Review: David Goldblatt and Johnny Acton – How to Watch the Olympics (Profile Books LTD, 2011)

For this review, I’ve turned my attention to sport. Maybe being a runner for over 3 years has sub-consciously inspired me to take an interest in athletic activity, or I’m just being timely for the Summer’s Olympic Games.

Preparation

Although this book was written for the London 2012 Games, this doesn’t make it an obstacle in learning more about Olympic sports. It’s easy to ignore the specific references and learn the rules and histories of each athleticism.

Speaking of which, a lot of preparation has gone into the research of each sport’s origins and defining moments, and a lot of precision has gone into the clear and fun way it’s told.

Two standout moments wait at the end of the book: the appendices on discontinued Olympic sports and all the previous Games (excluding London 2012). These paragraphs may bee tiny, but the information on offer is fulfilling.

Pick and choose

There’s no denying the authors have done a great job of laying out the facts.

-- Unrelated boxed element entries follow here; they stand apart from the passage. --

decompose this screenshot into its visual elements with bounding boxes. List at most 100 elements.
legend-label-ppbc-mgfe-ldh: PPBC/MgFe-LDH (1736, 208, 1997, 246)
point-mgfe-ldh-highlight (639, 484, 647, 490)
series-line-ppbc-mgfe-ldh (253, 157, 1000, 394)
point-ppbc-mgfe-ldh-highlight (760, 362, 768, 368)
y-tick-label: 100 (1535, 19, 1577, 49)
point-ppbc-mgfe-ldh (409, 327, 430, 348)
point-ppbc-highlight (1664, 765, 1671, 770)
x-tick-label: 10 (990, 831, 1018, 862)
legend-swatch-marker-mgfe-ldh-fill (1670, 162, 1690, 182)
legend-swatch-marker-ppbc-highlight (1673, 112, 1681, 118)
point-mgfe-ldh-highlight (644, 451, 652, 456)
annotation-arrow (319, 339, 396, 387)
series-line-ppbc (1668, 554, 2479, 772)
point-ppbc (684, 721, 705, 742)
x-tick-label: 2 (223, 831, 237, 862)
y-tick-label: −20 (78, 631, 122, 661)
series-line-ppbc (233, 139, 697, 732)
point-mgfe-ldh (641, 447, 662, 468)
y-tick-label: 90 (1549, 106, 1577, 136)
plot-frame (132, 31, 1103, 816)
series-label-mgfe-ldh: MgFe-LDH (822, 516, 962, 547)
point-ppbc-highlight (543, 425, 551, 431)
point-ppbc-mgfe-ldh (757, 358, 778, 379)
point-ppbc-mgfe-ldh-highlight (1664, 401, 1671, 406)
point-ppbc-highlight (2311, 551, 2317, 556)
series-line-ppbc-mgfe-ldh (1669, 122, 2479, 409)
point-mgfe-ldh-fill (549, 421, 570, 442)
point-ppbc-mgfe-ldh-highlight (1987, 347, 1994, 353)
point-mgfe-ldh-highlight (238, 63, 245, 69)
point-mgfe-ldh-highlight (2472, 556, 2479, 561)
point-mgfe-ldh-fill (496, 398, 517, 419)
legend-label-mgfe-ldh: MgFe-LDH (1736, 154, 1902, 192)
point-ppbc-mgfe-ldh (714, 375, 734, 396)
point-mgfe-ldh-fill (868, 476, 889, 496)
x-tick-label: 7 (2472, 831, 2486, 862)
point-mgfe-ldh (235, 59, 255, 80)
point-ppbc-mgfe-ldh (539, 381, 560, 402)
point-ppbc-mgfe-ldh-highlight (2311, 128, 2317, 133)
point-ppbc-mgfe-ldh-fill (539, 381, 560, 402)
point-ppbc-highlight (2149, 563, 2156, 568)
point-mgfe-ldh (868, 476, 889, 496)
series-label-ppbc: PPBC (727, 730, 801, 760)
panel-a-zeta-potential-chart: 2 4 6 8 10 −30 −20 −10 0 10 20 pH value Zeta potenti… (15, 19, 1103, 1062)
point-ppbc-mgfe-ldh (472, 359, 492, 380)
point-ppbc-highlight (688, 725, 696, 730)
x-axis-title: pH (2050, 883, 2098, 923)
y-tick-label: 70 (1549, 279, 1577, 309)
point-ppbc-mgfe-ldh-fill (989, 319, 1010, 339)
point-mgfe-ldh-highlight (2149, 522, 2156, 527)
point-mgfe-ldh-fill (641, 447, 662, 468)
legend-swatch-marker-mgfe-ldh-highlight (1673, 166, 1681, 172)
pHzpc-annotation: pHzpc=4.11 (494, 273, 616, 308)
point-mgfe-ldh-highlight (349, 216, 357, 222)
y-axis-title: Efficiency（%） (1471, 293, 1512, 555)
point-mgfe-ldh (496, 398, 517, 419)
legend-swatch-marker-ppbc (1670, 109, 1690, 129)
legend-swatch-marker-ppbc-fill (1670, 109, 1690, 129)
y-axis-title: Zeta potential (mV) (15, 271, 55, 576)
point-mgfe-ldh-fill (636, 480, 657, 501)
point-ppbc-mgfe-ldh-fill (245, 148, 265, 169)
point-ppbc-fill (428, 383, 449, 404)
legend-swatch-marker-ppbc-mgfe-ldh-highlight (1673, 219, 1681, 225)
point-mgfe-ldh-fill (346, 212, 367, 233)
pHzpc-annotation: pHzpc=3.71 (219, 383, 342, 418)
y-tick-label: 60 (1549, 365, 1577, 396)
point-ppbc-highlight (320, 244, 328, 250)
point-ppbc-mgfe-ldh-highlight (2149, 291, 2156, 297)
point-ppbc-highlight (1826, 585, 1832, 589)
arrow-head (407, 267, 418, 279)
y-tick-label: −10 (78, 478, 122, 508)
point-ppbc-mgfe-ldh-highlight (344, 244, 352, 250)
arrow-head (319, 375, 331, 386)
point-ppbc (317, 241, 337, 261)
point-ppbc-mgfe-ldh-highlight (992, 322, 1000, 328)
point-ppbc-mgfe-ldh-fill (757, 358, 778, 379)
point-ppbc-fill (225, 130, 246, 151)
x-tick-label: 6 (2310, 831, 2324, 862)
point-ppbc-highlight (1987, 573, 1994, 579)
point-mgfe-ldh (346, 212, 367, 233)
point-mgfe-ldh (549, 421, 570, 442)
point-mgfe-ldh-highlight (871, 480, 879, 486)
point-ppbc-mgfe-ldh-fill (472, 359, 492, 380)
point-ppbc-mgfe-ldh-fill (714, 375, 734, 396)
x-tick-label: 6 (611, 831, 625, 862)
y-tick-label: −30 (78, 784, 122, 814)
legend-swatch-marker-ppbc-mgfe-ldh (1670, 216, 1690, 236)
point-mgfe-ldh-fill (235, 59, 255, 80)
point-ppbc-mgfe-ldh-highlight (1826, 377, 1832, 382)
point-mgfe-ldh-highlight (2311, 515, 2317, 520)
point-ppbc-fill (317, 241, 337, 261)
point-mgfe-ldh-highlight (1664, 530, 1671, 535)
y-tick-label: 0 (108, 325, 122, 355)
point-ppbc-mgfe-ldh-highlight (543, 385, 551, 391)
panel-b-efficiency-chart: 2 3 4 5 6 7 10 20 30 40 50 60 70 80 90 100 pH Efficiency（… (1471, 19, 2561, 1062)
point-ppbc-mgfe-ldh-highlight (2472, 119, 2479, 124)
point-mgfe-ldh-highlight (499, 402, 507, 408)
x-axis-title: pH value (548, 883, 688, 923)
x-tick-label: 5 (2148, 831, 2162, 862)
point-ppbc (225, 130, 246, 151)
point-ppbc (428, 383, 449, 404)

But the facts have been laid out using the same outline for each sport, and this can begin to feel tedious before your chapter count reaches double digits.

If you want to be clued-up on every Olympic sport, then it’s worth reading the book in its whole and enduring the formulaic approach as best as you can. Otherwise it’s worth picking and choosing which sports you want to be more knowledgeable about, and reading these chapters only.

As rules and terminologies are explained at a fast pace, it helps to open How to with a fierce determination to learn more. Reading with a casual mind may leave you feeling stranded.

What you want

With so much detail stuffed into one routine, it’s best to read How to Watch the Olympics with a good idea of what you want out of it. No matter how much of the book you choose to read, it’s impossible you won’t learn something about sport.